Carbon dioxide and nitrous oxide fluxes from a legume-based grassland during contrasting seasons in eastern Finland

Legumes facilitate soil carbon (C) sequestration and mitigation of nitrous oxide (N₂O) emissions. They have an important role in improving model predictions of future feedbacks from the high-latitude carbon dioxide (CO₂) and N₂O fluxes and climate driving the response of northern ecosystems to warming. Legume based grasslands are an important part of the economy as high protein fodder for the cattle and thus, they are crucial for meat and dairy industries in Europe. However, there is a lack of regionally based, ecosystem scale field experimental data on legume based grasslands. Therefore, using the eddy covariance technique, we measured CO₂ and N₂O fluxes from a grassland site, growing timothy (Phleum pratense L.) and red clover (Trifolium pratense L.), treated with mineral nitrogen (MinN) or with digestate residue (OrgN) in eastern Finland during two growing seasons (May – Sep 2017 and 2018). Results showed that higher mean seasonal temperature (2018) increased net ecosystem CO₂ exchange (NEE) and total dry matter (DM) and decreased N₂O emissions. Specifically, NEE was 8.3 and 12.1 Mg ha^-1 in 2017 and 2018, respectively with no differences between treatments over the two years. The DM yield was 5.9 and 4.9 Mg ha^-1 for MinN and OrgN, respectively, in 2017, while it was 6.3 and 6.8 Mg ha^-1 in 2018. Cumulative N₂O fluxes were 0.01 (100-year global warming potential CO₂-equivalent) and -0.6 Mg CO₂ ha^-1 in 2017 and 2018, respectively.
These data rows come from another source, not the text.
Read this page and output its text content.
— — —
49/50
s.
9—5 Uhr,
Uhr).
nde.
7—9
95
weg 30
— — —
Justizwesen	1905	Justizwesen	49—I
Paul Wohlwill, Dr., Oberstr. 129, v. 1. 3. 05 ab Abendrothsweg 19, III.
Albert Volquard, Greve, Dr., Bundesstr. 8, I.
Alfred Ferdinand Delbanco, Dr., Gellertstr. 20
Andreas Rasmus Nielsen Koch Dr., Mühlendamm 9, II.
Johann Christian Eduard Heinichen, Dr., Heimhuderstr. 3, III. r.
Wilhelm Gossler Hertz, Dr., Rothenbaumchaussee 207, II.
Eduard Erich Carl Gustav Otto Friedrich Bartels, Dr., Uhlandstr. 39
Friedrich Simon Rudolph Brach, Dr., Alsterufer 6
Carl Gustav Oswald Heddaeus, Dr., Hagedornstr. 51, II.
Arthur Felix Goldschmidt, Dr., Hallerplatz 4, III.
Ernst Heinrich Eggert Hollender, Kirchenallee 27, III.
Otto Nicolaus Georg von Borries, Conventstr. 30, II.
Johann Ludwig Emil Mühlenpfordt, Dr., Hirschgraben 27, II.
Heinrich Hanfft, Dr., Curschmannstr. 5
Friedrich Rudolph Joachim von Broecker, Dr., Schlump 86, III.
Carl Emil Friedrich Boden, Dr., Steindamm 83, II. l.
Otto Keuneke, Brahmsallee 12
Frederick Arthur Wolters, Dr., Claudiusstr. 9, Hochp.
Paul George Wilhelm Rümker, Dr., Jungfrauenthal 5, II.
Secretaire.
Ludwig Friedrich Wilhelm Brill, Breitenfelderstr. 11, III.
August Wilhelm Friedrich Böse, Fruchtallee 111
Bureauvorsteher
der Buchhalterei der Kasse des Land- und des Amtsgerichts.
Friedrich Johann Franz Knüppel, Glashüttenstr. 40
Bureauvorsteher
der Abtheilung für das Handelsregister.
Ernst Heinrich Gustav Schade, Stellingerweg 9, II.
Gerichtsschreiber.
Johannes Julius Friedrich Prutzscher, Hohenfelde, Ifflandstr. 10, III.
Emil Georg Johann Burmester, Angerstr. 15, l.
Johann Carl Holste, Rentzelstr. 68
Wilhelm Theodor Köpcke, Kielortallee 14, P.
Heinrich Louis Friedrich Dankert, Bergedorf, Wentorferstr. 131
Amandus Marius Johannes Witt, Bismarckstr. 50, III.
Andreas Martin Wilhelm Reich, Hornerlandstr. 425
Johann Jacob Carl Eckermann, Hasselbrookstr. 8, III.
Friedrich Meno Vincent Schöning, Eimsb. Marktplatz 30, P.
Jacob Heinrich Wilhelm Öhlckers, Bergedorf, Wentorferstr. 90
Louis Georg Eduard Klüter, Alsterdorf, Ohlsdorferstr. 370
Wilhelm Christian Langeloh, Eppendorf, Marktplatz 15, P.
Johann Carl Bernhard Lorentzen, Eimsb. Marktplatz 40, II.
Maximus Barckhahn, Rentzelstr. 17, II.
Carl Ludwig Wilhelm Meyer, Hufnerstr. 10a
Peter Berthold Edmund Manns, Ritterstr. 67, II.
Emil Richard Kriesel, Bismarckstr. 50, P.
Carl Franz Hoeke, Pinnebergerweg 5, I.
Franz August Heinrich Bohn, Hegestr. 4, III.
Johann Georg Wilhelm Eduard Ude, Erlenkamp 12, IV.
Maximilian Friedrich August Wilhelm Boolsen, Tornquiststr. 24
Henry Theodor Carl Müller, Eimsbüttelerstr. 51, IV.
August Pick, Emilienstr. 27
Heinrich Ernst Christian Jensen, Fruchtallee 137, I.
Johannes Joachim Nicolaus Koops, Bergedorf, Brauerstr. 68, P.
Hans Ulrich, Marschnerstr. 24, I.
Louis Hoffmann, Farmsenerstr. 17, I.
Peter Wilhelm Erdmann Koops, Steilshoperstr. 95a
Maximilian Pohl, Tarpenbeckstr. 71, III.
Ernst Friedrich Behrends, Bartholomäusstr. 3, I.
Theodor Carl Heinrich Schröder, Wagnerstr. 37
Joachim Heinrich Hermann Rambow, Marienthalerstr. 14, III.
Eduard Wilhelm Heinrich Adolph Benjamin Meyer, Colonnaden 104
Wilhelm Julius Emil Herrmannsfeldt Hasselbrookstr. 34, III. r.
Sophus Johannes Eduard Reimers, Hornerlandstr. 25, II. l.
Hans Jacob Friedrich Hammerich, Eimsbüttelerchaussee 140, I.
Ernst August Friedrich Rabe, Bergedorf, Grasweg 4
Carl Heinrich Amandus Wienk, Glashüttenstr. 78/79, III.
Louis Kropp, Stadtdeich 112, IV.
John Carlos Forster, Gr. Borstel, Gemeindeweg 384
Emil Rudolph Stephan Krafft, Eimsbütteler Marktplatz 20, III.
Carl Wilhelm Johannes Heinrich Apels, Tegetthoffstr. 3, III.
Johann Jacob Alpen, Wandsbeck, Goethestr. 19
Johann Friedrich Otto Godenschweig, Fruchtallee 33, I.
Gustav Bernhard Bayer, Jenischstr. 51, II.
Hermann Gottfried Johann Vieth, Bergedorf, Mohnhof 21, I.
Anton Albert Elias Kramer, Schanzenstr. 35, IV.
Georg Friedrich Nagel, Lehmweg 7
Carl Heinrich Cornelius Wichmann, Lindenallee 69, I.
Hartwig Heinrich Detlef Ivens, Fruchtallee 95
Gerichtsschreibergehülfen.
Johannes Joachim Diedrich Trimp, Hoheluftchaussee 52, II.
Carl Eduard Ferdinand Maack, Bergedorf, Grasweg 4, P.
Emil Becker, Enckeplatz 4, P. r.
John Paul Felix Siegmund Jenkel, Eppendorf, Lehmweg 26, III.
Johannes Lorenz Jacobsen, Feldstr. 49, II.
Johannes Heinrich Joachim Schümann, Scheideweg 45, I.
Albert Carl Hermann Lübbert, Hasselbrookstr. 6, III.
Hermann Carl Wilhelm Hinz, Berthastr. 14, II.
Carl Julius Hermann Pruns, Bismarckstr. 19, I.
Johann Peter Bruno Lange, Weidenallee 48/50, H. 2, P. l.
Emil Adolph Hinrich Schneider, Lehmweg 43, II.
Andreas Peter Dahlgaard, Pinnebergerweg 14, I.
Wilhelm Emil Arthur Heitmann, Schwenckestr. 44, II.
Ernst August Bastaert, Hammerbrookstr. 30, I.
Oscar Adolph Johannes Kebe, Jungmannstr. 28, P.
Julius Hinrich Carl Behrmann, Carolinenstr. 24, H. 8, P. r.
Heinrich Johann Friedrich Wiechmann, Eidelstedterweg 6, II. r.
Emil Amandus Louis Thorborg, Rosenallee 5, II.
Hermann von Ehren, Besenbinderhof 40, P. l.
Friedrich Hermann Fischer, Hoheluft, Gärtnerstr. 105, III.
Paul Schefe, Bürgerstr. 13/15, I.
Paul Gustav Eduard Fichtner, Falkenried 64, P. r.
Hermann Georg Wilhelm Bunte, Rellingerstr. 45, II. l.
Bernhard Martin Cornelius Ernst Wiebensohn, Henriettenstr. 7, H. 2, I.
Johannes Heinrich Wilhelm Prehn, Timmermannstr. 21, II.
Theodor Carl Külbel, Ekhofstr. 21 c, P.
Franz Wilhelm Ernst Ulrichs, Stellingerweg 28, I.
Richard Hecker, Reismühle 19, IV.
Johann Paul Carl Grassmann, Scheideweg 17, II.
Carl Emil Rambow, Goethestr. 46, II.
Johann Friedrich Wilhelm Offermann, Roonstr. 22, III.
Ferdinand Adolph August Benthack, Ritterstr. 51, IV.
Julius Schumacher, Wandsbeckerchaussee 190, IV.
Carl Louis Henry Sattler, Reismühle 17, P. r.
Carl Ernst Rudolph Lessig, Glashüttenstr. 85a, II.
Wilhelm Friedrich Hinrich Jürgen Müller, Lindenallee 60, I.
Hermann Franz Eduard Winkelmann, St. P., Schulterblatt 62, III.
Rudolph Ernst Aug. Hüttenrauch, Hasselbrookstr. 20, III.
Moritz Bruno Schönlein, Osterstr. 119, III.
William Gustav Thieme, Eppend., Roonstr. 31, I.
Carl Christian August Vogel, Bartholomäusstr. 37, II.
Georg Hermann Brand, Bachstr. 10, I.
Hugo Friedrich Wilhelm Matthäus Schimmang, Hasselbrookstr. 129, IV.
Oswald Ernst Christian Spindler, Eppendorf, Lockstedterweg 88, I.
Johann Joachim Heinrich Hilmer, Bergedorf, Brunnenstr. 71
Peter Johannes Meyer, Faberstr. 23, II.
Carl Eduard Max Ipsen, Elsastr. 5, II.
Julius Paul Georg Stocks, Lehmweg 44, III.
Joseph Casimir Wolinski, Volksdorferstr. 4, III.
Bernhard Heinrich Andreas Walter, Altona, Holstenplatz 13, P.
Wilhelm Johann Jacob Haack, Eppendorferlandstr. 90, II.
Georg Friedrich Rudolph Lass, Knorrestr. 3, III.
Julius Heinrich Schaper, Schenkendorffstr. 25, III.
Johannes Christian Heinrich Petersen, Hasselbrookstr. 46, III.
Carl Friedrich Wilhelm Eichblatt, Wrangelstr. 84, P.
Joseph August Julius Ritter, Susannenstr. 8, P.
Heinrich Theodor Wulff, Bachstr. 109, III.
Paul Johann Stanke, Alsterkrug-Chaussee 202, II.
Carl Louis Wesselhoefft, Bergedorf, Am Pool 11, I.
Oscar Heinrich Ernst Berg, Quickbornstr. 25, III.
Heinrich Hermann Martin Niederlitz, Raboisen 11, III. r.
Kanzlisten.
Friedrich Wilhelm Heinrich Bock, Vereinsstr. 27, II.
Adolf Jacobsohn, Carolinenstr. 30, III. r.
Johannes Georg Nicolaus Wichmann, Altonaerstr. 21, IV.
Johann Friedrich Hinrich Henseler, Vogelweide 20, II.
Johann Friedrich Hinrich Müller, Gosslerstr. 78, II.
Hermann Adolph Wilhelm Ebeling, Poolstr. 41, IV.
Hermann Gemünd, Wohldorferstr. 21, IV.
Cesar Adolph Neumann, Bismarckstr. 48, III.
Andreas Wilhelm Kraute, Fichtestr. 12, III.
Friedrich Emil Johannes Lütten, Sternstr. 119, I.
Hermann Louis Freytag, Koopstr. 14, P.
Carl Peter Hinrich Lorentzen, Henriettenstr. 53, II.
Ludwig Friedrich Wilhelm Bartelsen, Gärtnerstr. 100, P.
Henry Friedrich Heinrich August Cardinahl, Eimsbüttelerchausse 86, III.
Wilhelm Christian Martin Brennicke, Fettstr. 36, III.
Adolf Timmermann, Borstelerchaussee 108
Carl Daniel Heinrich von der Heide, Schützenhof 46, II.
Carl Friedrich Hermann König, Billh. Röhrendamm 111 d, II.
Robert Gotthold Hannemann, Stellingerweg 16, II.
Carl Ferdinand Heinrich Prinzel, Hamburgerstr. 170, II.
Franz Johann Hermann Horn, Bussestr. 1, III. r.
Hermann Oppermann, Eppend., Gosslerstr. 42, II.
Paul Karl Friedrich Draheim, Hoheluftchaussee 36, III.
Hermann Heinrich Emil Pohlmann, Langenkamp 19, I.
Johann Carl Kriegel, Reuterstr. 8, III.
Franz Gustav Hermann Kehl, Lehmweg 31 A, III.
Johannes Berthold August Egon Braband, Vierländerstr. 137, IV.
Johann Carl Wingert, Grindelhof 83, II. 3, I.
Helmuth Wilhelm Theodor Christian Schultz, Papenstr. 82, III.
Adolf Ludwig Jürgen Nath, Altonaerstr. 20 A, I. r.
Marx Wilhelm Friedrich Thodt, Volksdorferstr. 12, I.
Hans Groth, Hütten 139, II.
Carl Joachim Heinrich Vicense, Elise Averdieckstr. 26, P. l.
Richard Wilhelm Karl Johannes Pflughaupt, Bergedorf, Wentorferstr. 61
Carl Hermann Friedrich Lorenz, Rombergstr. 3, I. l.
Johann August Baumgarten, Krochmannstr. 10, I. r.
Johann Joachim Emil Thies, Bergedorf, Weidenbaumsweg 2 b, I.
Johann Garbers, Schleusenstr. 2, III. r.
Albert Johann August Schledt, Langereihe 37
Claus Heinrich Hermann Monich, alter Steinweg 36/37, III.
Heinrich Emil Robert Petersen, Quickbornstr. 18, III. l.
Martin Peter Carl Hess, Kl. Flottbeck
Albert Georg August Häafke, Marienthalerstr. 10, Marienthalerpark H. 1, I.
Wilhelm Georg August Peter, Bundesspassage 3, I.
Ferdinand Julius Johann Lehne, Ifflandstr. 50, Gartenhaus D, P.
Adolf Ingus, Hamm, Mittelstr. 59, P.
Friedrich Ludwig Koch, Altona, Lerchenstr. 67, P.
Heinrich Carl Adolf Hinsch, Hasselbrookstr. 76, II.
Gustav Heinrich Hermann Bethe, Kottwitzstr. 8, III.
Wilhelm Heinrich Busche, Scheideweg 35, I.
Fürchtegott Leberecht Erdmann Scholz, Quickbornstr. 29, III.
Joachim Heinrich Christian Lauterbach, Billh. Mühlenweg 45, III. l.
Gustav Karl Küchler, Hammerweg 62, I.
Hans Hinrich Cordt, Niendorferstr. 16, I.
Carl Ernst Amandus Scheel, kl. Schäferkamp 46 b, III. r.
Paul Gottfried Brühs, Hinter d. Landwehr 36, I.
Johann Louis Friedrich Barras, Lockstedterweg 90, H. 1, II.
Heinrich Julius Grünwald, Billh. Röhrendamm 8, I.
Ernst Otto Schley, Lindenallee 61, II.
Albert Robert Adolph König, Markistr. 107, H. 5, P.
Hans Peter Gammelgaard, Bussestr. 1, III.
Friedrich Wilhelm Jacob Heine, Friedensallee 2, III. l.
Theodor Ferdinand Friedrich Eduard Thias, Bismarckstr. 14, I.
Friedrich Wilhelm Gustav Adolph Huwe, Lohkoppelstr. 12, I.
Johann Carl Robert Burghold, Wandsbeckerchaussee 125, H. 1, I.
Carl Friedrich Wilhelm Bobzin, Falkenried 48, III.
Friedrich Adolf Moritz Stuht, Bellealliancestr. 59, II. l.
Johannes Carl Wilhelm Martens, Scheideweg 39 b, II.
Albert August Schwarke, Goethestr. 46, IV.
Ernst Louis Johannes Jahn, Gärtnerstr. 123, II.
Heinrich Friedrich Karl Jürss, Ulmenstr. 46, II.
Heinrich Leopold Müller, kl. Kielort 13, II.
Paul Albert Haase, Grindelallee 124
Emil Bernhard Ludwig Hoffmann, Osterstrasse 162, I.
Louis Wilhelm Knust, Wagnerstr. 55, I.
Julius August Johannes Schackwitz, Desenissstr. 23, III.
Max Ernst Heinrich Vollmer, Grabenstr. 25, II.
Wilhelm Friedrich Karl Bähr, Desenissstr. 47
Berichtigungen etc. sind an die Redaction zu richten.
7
Summing up the seasonal NEE, N₂O flux and DM yield, the seasonal C balance was 2.1 and -1.3 Mg ha^-1 for MinN and OrgN treatments in 2017, and it was -2.5 and -3.5 Mg ha^-1, respectively, in 2018. Our observations from two climatically contrasting seasons suggest that the legume based grasslands in the boreal region have a strong C sequestration potential and the addition of organic fertilizer turns the systems to a larger sink in in the warmer year.